A gene approach, utilizing a direct screening of functional candidate genes for KTCN, has allowed the detection of numerous promising genes implicated in KTCN etiology. Among them were visual system homeobox 1 (VSX1) and superoxide dismutase isoenzyme 1 (SOD1) (Héon et al., 2002; Udar et al., 2006), involved in wound healing (Barbaro et al., 2006) and oxidative stress (Udar et al., 2006), respectively. Other candidates genes include transforming growth factor beta-induced (TGFBI) or zinc-finger E-box binding homeobox 1 (ZEB1), involved in corneal dystrophies (Guan et al., 2012; Lechner et al., 2013) or COL4A1, COL4A2, COL4A2, and COL4A1 (Stabuc-Silih et al., 2009; Karolak et al., 2011), encoding collagen proteins responsible for the proper function of the cornea.

Gene expression studies are also a valuable source of information about functional genes and pathways important for KTCN pathogenesis. A high-throughput RNA sequencing (RNA-Seq) showed a serious alteration of numerous genes in KTCN corneas (Kabza et al., 2017). The most significant downregulation was observed among genes belonging to the TGF-β, Hippo, and Wnt signaling and collagen synthesis and maturation networks that are responsible for proper corneal organization and regulation of corneal ECM remodeling (Kabza et al., 2017). Abnormalities within genes involved in ECM have also been reported in subsequent RNA- and DNA-based studies (Khaled et al., 2018; You et al., 2018; Sharif et al., 2019; Karolak et al., 2020). Thus, disruptions within these molecular cascades could be potentially responsible for corneal changes underlying the development of KTCN.

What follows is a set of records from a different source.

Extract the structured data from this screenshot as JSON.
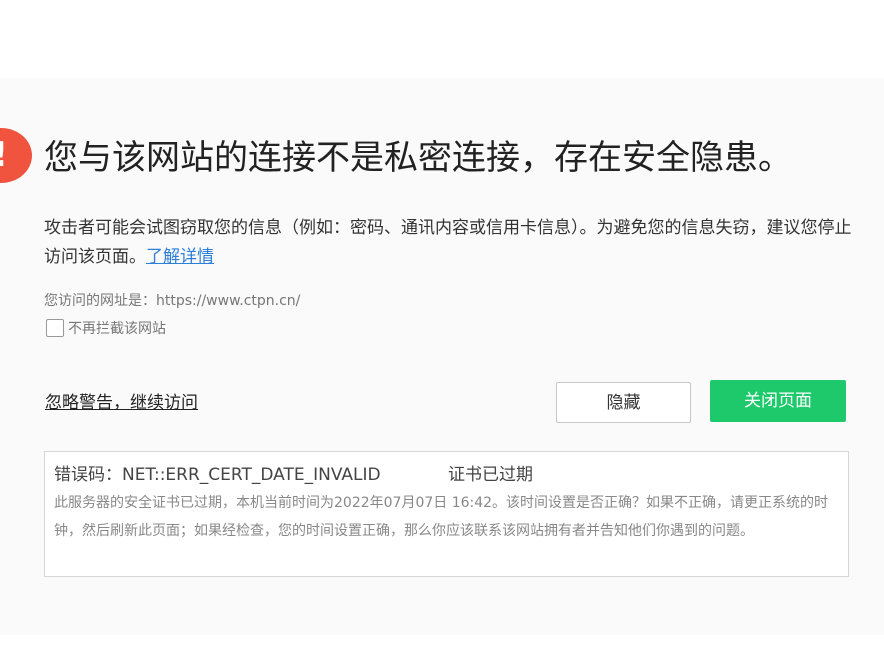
{
  "warning": {
    "icon": "exclamation-icon",
    "icon_glyph": "!",
    "title": "您与该网站的连接不是私密连接，存在安全隐患。",
    "description": "攻击者可能会试图窃取您的信息（例如：密码、通讯内容或信用卡信息）。为避免您的信息失窃，建议您停止访问该页面。",
    "learn_more": "了解详情",
    "url_label": "您访问的网址是：https://www.ctpn.cn/",
    "no_block_label": "不再拦截该网站"
  },
  "actions": {
    "ignore_label": "忽略警告，继续访问",
    "hide_label": "隐藏",
    "close_label": "关闭页面"
  },
  "error": {
    "code": "错误码：NET::ERR_CERT_DATE_INVALID",
    "status": "证书已过期",
    "detail": "此服务器的安全证书已过期，本机当前时间为2022年07月07日 16:42。该时间设置是否正确？如果不正确，请更正系统的时钟，然后刷新此页面；如果经检查，您的时间设置正确，那么你应该联系该网站拥有者并告知他们你遇到的问题。"
  },
  "colors": {
    "accent_green": "#1dc96b",
    "warning_red": "#f0533e",
    "link_blue": "#2d7fd8"
  }
}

While the genes mentioned above have been hypothesized to play a role in KTCN, some of these identified factors account for a limited number of individuals only being found in single families or particular studied populations. Also, in some cases, the results of the initial findings are contradictory. Thus, in this study, we have taken advantage of the previous RNA- and DNA-based KTCN analyses to select 45 candidate genes for further investigation aiming to validate their contribution to KTCN. The possible involvement of these genes in disease etiology was re-evaluated using the RealTime ready Custom Panels in the RT-qPCR experiments, performed in KTCN and non-KTCN corneas.

Methods

Subjects

Six KTCN patients and six non-KTCN individuals were enrolled in this study and underwent a complete ophthalmic evaluation. The KTCN diagnosis was made based on the previously described criteria (Karolak et al., 2016b; Kabza et al., 2017). The clinical characteristics of all enrolled individuals are shown in Table S1. All individuals provided written informed consent for participation in the study, in accordance with the Declaration of Helsinki. The research protocol was approved by the Institutional Review Board at Poznan University of Medical Sciences (453/14 and 755/19).

Material

The corneas were obtained from previously evaluated Polish KTCN (KC15, KC16, KC17, KC18, KC19, KC20) and non-KTCN (KR19, KR21, KR23, KR24, KR25, KR49) individuals, undergoing penetrating keratoplasty procedure (Karolak et al., 2016b; Kabza et al., 2017). Six non-KTCN corneas, used as controls, were collected from patients who were referred for corneal transplantation for different reasons, including corneal ulcer (KR21), bullous keratopathy (KR23, KR25), and history of the ocular trauma (KR24, KR49) (Table S1). RNA samples from all corneal tissues have already been extracted with a Total RNA Purification Kit (Norgen Biotek, Thorold, ON, Canada) as described (Kabza et al., 2017). All but one (KR49) RNA samples used in this study have also been assessed in the prior comprehensive RNA-Seq experiment (Kabza et al., 2017).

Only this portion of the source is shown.